Istat, Banca d’Italia e l’Organizzazione mondiale del turismo hanno certificato che il 2023 è l’anno della piena ripresa del turismo a livello mondiale, oltre che italiano. Nel 2022 la ripresa è stata robusta, rispetto al disastro provocato dalla pandemia a partire dal febbraio 2020. A fronte di 1,4 miliardi di visitatori internazionali che si sono mossi nel 2019, crollati a meno della metà nei due anni successivi, nel 2022 si è tornati a quota un miliardo: nel 2023 dovremmo raggiungere nuovamente i numeri del 2019, se non superarli. Nel 2022 il turismo italiano ha fornito alle casse dello Stato un surplus di ben 18 miliardi di euro.

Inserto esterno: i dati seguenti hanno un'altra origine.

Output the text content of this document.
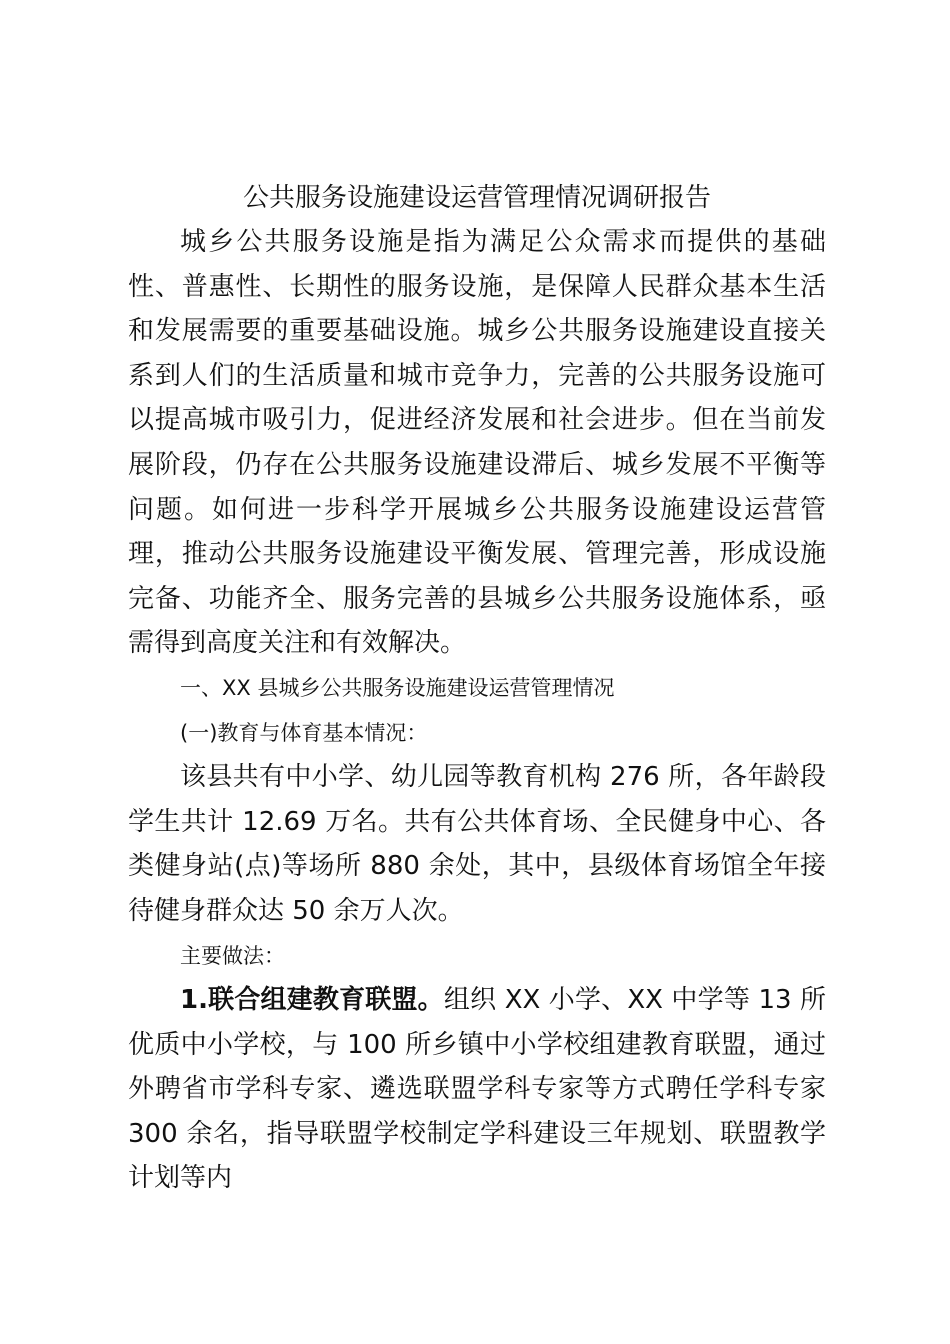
公共服务设施建设运营管理情况调研报告

城乡公共服务设施是指为满足公众需求而提供的基础性、普惠性、长期性的服务设施，是保障人民群众基本生活和发展需要的重要基础设施。城乡公共服务设施建设直接关系到人们的生活质量和城市竞争力，完善的公共服务设施可以提高城市吸引力，促进经济发展和社会进步。但在当前发展阶段，仍存在公共服务设施建设滞后、城乡发展不平衡等问题。如何进一步科学开展城乡公共服务设施建设运营管理，推动公共服务设施建设平衡发展、管理完善，形成设施完备、功能齐全、服务完善的县城乡公共服务设施体系，亟需得到高度关注和有效解决。

一、XX 县城乡公共服务设施建设运营管理情况

(一)教育与体育基本情况：

该县共有中小学、幼儿园等教育机构 276 所，各年龄段学生共计 12.69 万名。共有公共体育场、全民健身中心、各类健身站(点)等场所 880 余处，其中，县级体育场馆全年接待健身群众达 50 余万人次。

主要做法：

1.联合组建教育联盟。组织 XX 小学、XX 中学等 13 所优质中小学校，与 100 所乡镇中小学校组建教育联盟，通过外聘省市学科专家、遴选联盟学科专家等方式聘任学科专家 300 余名，指导联盟学校制定学科建设三年规划、联盟教学计划等内
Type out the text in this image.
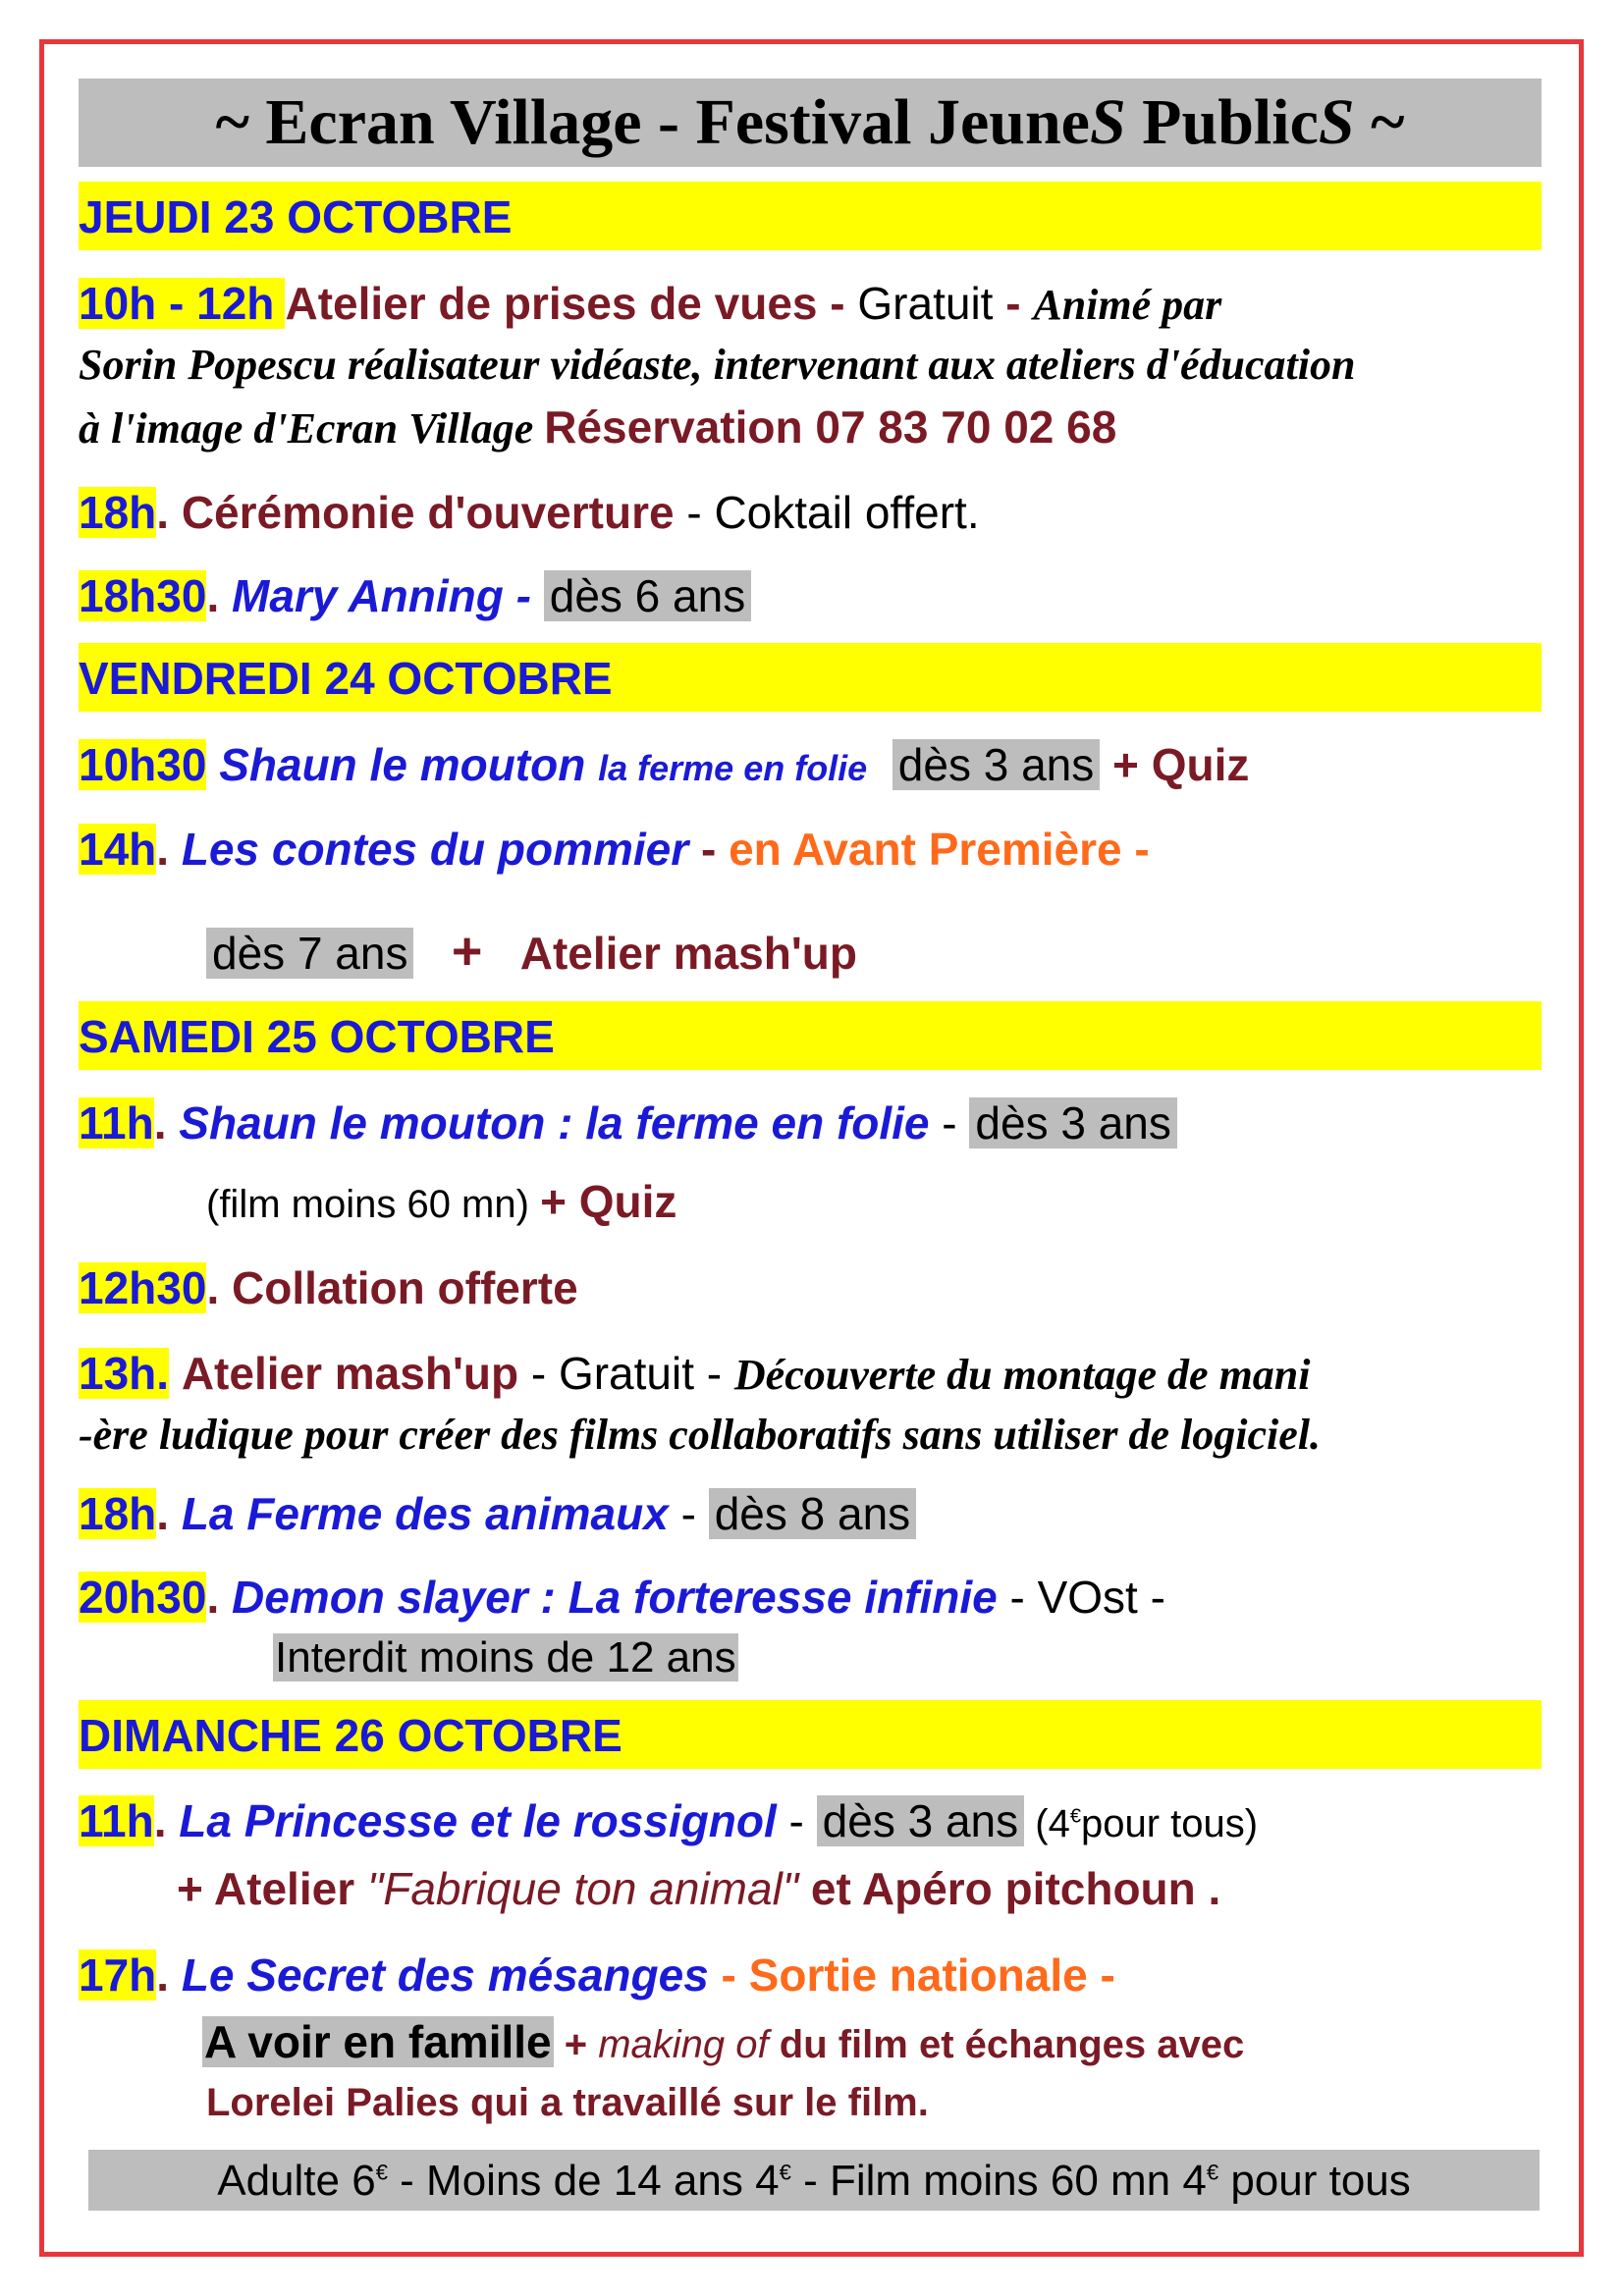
~ Ecran Village - Festival JeuneS PublicS ~
JEUDI 23 OCTOBRE
10h - 12h Atelier de prises de vues - Gratuit - Animé par
Sorin Popescu réalisateur vidéaste, intervenant aux ateliers d'éducation
à l'image d'Ecran Village Réservation 07 83 70 02 68
18h. Cérémonie d'ouverture - Coktail offert.
18h30. Mary Anning - dès 6 ans
VENDREDI 24 OCTOBRE
10h30 Shaun le mouton la ferme en folie dès 3 ans + Quiz
14h. Les contes du pommier - en Avant Première -
dès 7 ans + Atelier mash'up
SAMEDI 25 OCTOBRE
11h. Shaun le mouton : la ferme en folie - dès 3 ans
(film moins 60 mn) + Quiz
12h30. Collation offerte
13h. Atelier mash'up - Gratuit - Découverte du montage de mani
-ère ludique pour créer des films collaboratifs sans utiliser de logiciel.
18h. La Ferme des animaux - dès 8 ans
20h30. Demon slayer : La forteresse infinie - VOst -
Interdit moins de 12 ans
DIMANCHE 26 OCTOBRE
11h. La Princesse et le rossignol - dès 3 ans (4€pour tous)
+ Atelier "Fabrique ton animal" et Apéro pitchoun .
17h. Le Secret des mésanges - Sortie nationale -
A voir en famille + making of du film et échanges avec
Lorelei Palies qui a travaillé sur le film.
Adulte 6€ - Moins de 14 ans 4€ - Film moins 60 mn 4€ pour tous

Nel 2023 il solo incoming tornerà su quota 44 miliardi di euro. Senza la pandemia avremmo già raggiunto quota 50 miliardi di euro. Calcolando il Tourism Satellite Account, per quanto riguarda l’impatto diretto e indiretto prodotto dall’industria dell’ospitalità, si arriva a una quota del 12-15% del Pil (prodotto interno lordo), che nel 2022 ha superato quota 1.909 miliardi di euro e che cresce ulteriormente considerando anche comparti che sono molto affini al turismo e che da esso traggono vantaggio: la moda, lo sport, la cultura, l’enogastronomia. Almeno un quarto del Pil italiano ruota attorno all’industria dell’ospitalità ed è una quota in costante crescita.
In Italia c'è un forte rischio di emigrazione all'estero dei professionisti dell'ospitalità
Ospitalità italiana: retribuzioni inadeguate non all'altezza del comparto
Sempre il Tsa (Tourism Satellite Account) ha certificato che se Roma è di gran lunga la prima destinazione turistica in Italia con un fatturato complessivo che supera i 7 miliardi di euro, al secondo e terzo posto si sono attestati territori costieri come la costa veneta da Bibbione a Caorle a Jesolo a Cavallino Treporti (che fattura 4,3 miliardi di euro) e la costa romagnola tra Rimini e Riccione (che fattura 4,1 miliardi di euro).
Solo a quel punto arrivano destinazioni come Milano (3,48 miliardi di euro), Venezia (3 miliardi di euro) e Firenze (2,84 miliardi di euro). Napoli è al sesto posto con 1,35 miliardi di euro. Sopra il miliardo di euro c’è Torino, sopra i 900 milioni di euro c’è Bologna.
Un problema a parte, piuttosto drammatico, riguarda gli emolumenti che nell’industria dell’ospitalità italiana sono decisamente inferiori rispetto alla media europea e non corrispondono minimamente all’importanza assunta dal comparto. In passato il problema non era avvertito in maniera seria perché il fuori busta, le mance, altre fonti di guadagno, tutti esentasse, raddoppiavano se non triplicavano l’effettivo guadagno. Tutto ciò è scomparso. Restano contratti sindacali del tutto inadeguati e restano rapporti di lavoro che non corrispondono a ciò che la stessa Costituzione afferma all’articolo 36: “Il lavoratore ha diritto a una retribuzione proporzionata alla quantità e qualità del suo lavoro e in ogni caso sufficiente ad assicurare a sé e alla famiglia un'esistenza libera e dignitosa”.
Il rischio è che sempre più professionisti del settore dell’ospitalità emigrino all’estero, dove la loro professionalità è decisamente riconosciuta e assai meglio retribuita. Sarebbe una sorta di suicidio per un comparto che è diventato strategico per l’Italia, anche se Parlamento e Governo non se ne sono ancora ben resi conto.